Like Words Together Reflections from the deep end of Practice.

7Feb/210

I Hate This

CK has been experiencing surface numbness in her side, neck, arm, hand and hip. Can't feel water temperature correctly and has some pain.

We don't think it's anything life threatening, but it's still freaking me out somewhat. I really want CK to finally go see our physical therapist because I feel out of my depth to help with massage and traction.

She notes, "Not while there's COVID."

I spent 30 minutes angry-cleaning dishes as I couldn't stop crying. This happened late last night too, the tears just falling uncontrollably. I hate all of this pandemic life we're living.

I hate the panic I feel if I don't leave the house with my full respirator mask.

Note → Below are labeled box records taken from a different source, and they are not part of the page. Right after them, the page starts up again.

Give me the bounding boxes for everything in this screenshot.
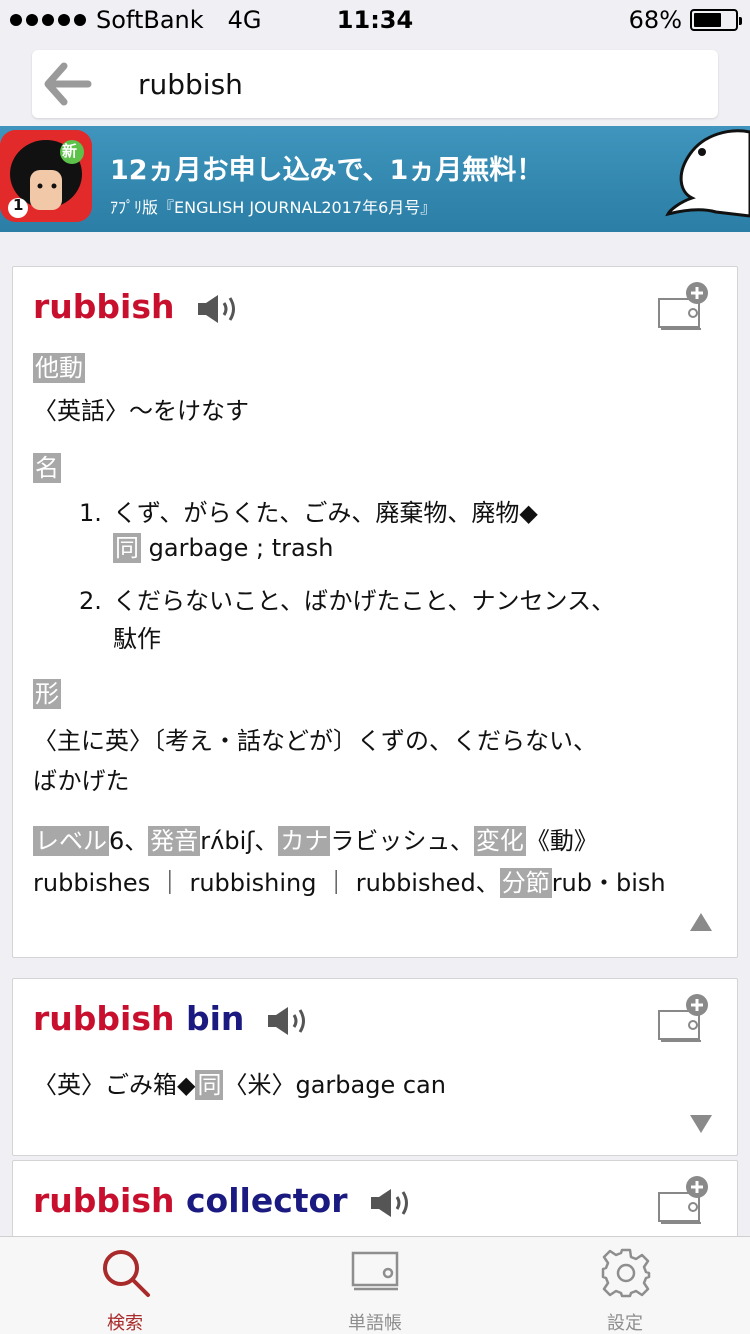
battery-fill [694,13,722,27]
wordbook-icon [351,1251,399,1291]
collapse-icon[interactable] [689,911,713,933]
def-text: くだらないこと、ばかげたこと、ナンセンス、 [113,587,616,615]
mascot-icon [665,129,750,218]
pos-line-adj: 形 [33,679,61,709]
synonym-tag: 同 [113,533,141,563]
app-promo-icon: 新 1 [0,130,92,222]
noun-definition-1: 1. くず、がらくた、ごみ、廃棄物、廃物◆ [79,493,538,528]
speaker-icon[interactable] [369,1186,415,1220]
headword-part-red: rubbish [33,999,175,1038]
noun-definition-2-cont: 駄作 [113,625,161,653]
promo-banner[interactable]: 新 1 12ヵ月お申し込みで、1ヵ月無料！ ｱﾌﾟﾘ版『ENGLISH JOUR… [0,126,750,232]
kana-value: ラビッシュ、 [330,827,474,855]
add-to-wordbook-icon[interactable] [657,281,709,333]
verb-definition: 〈英話〉～をけなす [33,397,249,425]
add-to-wordbook-icon[interactable] [657,993,709,1045]
headword-part-red: rubbish [33,1181,175,1220]
synonym-tag: 同 [195,1070,224,1100]
icon-number: 1 [13,196,24,214]
pronunciation-tag: 発音 [148,826,201,856]
tab-settings[interactable]: 設定 [500,1237,750,1334]
search-input[interactable]: rubbish [138,68,243,101]
entry-card-rubbish[interactable]: rubbish 他動 〈英話〉～をけなす 名 1. くず、がらくた、ごみ、廃棄物、… [12,266,738,958]
search-bar[interactable]: rubbish [32,50,718,118]
banner-subtitle: ｱﾌﾟﾘ版『ENGLISH JOURNAL2017年6月号』 [110,198,437,217]
synonym-line: 同 garbage ; trash [113,533,333,563]
pos-tag-noun: 名 [33,453,61,483]
def-text: 〈英〉ごみ箱◆ [33,1071,196,1099]
headword: rubbish collector [33,1181,415,1220]
noun-definition-2: 2. くだらないこと、ばかげたこと、ナンセンス、 [79,581,615,616]
def-text: くず、がらくた、ごみ、廃棄物、廃物◆ [113,499,538,527]
new-badge-text: 新 [62,142,78,160]
def-text: 〈米〉garbage can [223,1071,446,1099]
kana-tag: カナ [278,826,331,856]
adj-definition-cont: ばかげた [33,767,130,795]
tab-label: 単語帳 [348,1313,402,1334]
headword: rubbish bin [33,999,312,1038]
info-line-1: レベル6、発音rʌ́biʃ、カナラビッシュ、変化《動》 [33,821,598,856]
tab-label: 設定 [607,1313,643,1334]
pos-line-noun: 名 [33,453,61,483]
def-number: 2. [79,587,102,615]
tab-wordbook[interactable]: 単語帳 [250,1237,500,1334]
synonym-text: garbage ; trash [148,534,334,562]
battery-percent: 68% [628,6,682,34]
syllabification-tag: 分節 [499,868,552,898]
back-arrow-icon[interactable] [42,58,94,110]
pronunciation-value: rʌ́biʃ、 [200,827,279,855]
adj-definition: 〈主に英〉〔考え・話などが〕くずの、くだらない、 [33,727,597,755]
level-tag: レベル [33,826,109,856]
gear-icon [601,1248,651,1298]
entry-card-rubbish-bin[interactable]: rubbish bin 〈英〉ごみ箱◆同〈米〉garbage can [12,978,738,1156]
inflection-forms: rubbishes ｜ rubbishing ｜ rubbished、 [33,869,500,897]
tab-label: 検索 [107,1313,143,1334]
add-to-wordbook-icon[interactable] [657,1175,709,1227]
definition-line: 〈英〉ごみ箱◆同〈米〉garbage can [33,1065,446,1100]
headword-part-blue: collector [185,1181,348,1220]
inflection-value: 《動》 [525,827,598,855]
def-number: 1. [79,499,102,527]
headword-text: rubbish [33,287,175,326]
status-bar: SoftBank 4G 11:34 68% [0,0,750,40]
inflection-tag: 変化 [473,826,526,856]
tab-bar: 検索 単語帳 設定 [0,1236,750,1334]
status-right: 68% [628,6,742,34]
level-value: 6、 [109,827,149,855]
battery-icon [690,9,742,31]
banner-title: 12ヵ月お申し込みで、1ヵ月無料！ [110,155,544,186]
tab-search[interactable]: 検索 [0,1237,250,1334]
speaker-icon[interactable] [266,1004,312,1038]
expand-icon[interactable] [689,1113,713,1135]
pos-line-verb: 他動 [33,353,85,383]
pos-tag-adj: 形 [33,679,61,709]
headword: rubbish [33,287,242,326]
pos-tag-verb: 他動 [33,353,85,383]
search-icon [103,1250,150,1297]
syllabification-value: rub・bish [551,869,666,897]
info-line-2: rubbishes ｜ rubbishing ｜ rubbished、分節rub… [33,863,666,898]
speaker-icon[interactable] [196,292,242,326]
headword-part-blue: bin [185,999,245,1038]
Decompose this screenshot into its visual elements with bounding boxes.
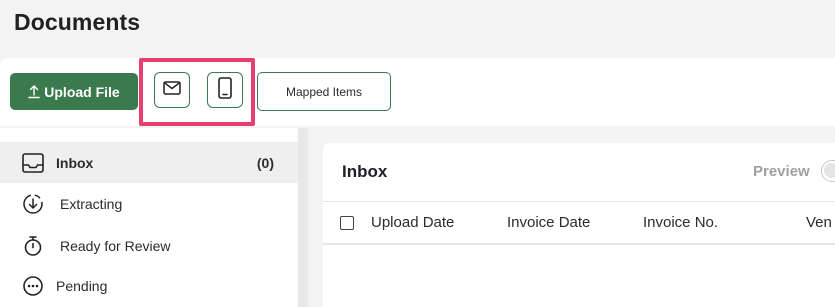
download-circle-icon: [22, 193, 44, 215]
column-upload-date[interactable]: Upload Date: [371, 214, 454, 231]
sidebar-item-label: Inbox: [56, 154, 94, 171]
email-upload-button[interactable]: [154, 72, 190, 108]
stopwatch-icon: [22, 235, 44, 257]
upload-file-button[interactable]: Upload File: [10, 73, 138, 110]
preview-toggle[interactable]: [821, 160, 835, 182]
sidebar-item-label: Pending: [56, 277, 108, 294]
panel-title: Inbox: [342, 162, 388, 181]
sidebar-item-ready-for-review[interactable]: Ready for Review: [0, 225, 298, 266]
table-header: Upload Date Invoice Date Invoice No. Ven: [323, 201, 835, 245]
page-title: Documents: [14, 9, 141, 35]
mail-icon: [163, 80, 181, 100]
sidebar-item-label: Ready for Review: [60, 237, 171, 254]
preview-label: Preview: [753, 163, 810, 180]
inbox-icon: [22, 152, 44, 174]
upload-file-label: Upload File: [44, 83, 120, 100]
mobile-upload-button[interactable]: [207, 72, 243, 108]
column-vendor[interactable]: Ven: [806, 214, 832, 231]
toolbar: Upload File Mapped Items: [0, 58, 835, 126]
smartphone-icon: [218, 76, 232, 104]
sidebar-item-pending[interactable]: Pending: [0, 265, 298, 306]
column-invoice-date[interactable]: Invoice Date: [507, 214, 590, 231]
sidebar-item-label: Extracting: [60, 195, 123, 212]
sidebar-item-inbox[interactable]: Inbox (0): [0, 142, 298, 183]
sidebar: Inbox (0) Extracting Ready for Review Pe…: [0, 128, 298, 307]
upload-icon: [28, 84, 40, 99]
inbox-panel: Inbox Preview Upload Date Invoice Date I…: [323, 143, 835, 307]
more-circle-icon: [22, 275, 44, 297]
sidebar-divider[interactable]: [298, 128, 308, 307]
column-invoice-no[interactable]: Invoice No.: [643, 214, 718, 231]
select-all-checkbox[interactable]: [340, 216, 354, 230]
inbox-count: (0): [256, 154, 274, 171]
sidebar-item-extracting[interactable]: Extracting: [0, 183, 298, 224]
mapped-items-button[interactable]: Mapped Items: [257, 72, 391, 111]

I hate that we need to wear masks of any kind. I hate that people pull them off outdoors even though there are people around them. I hate that people won't wear masks at all.

I hate that they're not running drive-thru vaccine clinics 24x7. I hate that we don't even know when we can get vaccinated. I hate that there aren't enough vaccines. I hate that we're still having shortages of PPE and equipment like pipettes to do better testing.

I hate not feeling safe in this way. I hate takeaway and not dining out. I hate that they're trying to open up dining again.

I hate feeling exhausted by the thought of going into a store. I hate that being in a store is an exercise in anxiety. I hate not ever feeling safe to just dash up to the market to get something because i changed my mind about dinner.

I hate this.

I want to stand on the beach and hear nothing but waves and gulls. When I am damp and chilled to the bone I want to go into a cozy restaurant to have tea and pastries and french fries.

I want to hug people besides CK again and I'm not a hugger.

Ursa is sitting on my lap purring as I write this. Thank goodness for his sweetness.

I'm also enormously grateful for the beloved friend who offered to go to Costco for us. Since I had a panic attack and flashback in Costco last year, it's made it more tiring to go to than it already had been. I broke down in tears for the first time today when I got a text asking if it would help. At least those were a break of gratitude tears.